Makassar (Antaranews Sulsel) - Sejumlah aktivis lintas kampus bersama jurnalis dan aktivis lembaga pemerhati HAM kembali mengelar aksi kamisan ke-12 di depan Monumen Mandala, Makassar, Sulawesi Selatan, Kamis.

Agenda aksi tersebut dalam bentuk teatrikal menolak pengesahan revisi Undang-undang nomor 17 tahun 2014 tentang MPR, DPR, DPD, dan DPRD (MD3) karena dinilai tidak pro terhadap rakyat dan terkesan melindungi DPR dari jeratan hukum.

Kemudian revisi Rancangan Kitab Undang-Undang Hukum Pidana (RKUHP) yang sementara ini dirampungkan untuk disahkan dewan di senayan.?Jika RKUHP ini pun disahkan, maka pers akan semakin terbelenggu di Indonesia.

"Siapa saja yang mengeritik penguasa, DPR dan DPRD termasuk melalui media massa, terancam akan mudah dipenjara. Ini ancaman nyata bagi masyarakat termasuk pers," tegas koordinator aksi, Humaerah Jaju.

Selain itu, dengan disahkannya Undang-undang MD3, siapapun yang mengkritik DPR bisa dijerat hukum.?Sebab melalui undang-undang itu, Majelis Kehormatan Dewan (MKD) DPR RI dapat memanggil, menyelidiki hingga membuat keputusan terhadap seseorang atau lembaga yang melakukan penghinaan kepada DPR atau anggotanya.?

Sementara RKUHP yang sedang dibahas di DPR RI, beberapa pasalnya dianggap kontroversi. Karena diantaranya sangat rawan mempidanakan para jurnalis dan aktivis pro demokrasi yang menyuarakan kebenaran. Bahkan dalam RKHUP tersebut dianggap rawan membelenggu kebebasan berekspresi dan berpendapat.?

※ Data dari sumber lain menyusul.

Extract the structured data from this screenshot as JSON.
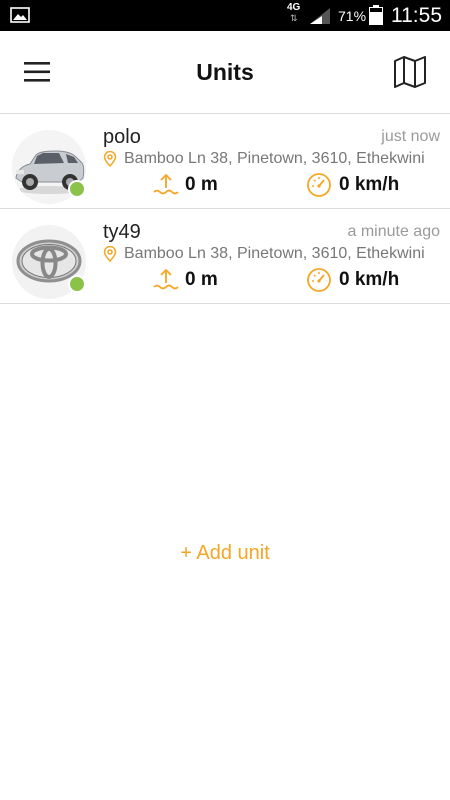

RKUHP ini juga terkesan mengabaikan Undang-undang nomor 40 tahun 1999 tentang Pers. Dalam sejumlah pasal yang menjadi kontroversi seperti pada pasal 309 ayat (1) perihal `Berita Bohong`. Pasal 328-329 perihal contempt of court.?

Selanjutnya, pasal 494 tentang Tindak Pidana Pembukaan Rahasia. Pasal 262-264 tentang Penghinaan terhadap Presiden dan Wakil Presiden dan pasal 284-285 tentang penghinaan terhadap pemerintah.

"Menelaah dari produk DPR itu kami menyatakan sikap menolak revisi Undang-undang MD3 yang disahkan dengan memberikan `Kartu Merah` kepada perwakilan rakyat sebagai simbol ketidakberpihakannya kepada rakyat," papar dia.

Bahkan pemberian `Kartu Merah` sebagai simbol ketidakpercayaan masyarakat atas produk Undang-undang yang dihasilkan anggota DPR tidak sesuai dengan ekspektasi rakyat.

"Kami merasa bahwa ternyata DPR RI hari ini lebih melindungi dirinya dibanding rakyat yang memilihnya. Kami meminta hentikan seluruh usaha untuk mengesahkan draft revisi RKUHP yang sedang dibahas DPR karena cacat demokrasi dan mengabaikan Undang-undang Pers," ulasnya.

Sementara penanggungjawab aksi, Hajriana Ashadi pada kesempatan itu meminta pemerintah untuk menarik RKUHP dan membahas ulang dengan berbasis pada data dan pendekatan lintas disiplin ilmu, serta melibatkan bersama seluruh pihak, kelompok dan lembaga-lembaga terkait

Pihaknya juga meminta Presiden Joko Widodo tidak menandatangani Undang-undang tersebut karena akan sarat kepentingan dan adanya muatan mementingkan, kelompok tertentu, institusi atau lembaganya daripada rakyat.

"Mendesak pemerintah dan DPR RI agar dalam menyusun Undang-undang MD3, RKUHP dan produk hukum lainnya pada dasarnya melindungi rakyat, bukan penguasa.

"Kami mengajak para pekerja dan pemerhati media serta aktivis gerakan HAM untuk bersama menolak revisi kedua Undang-undang tersebut," tambah mantan ketua Kohati HMI itu.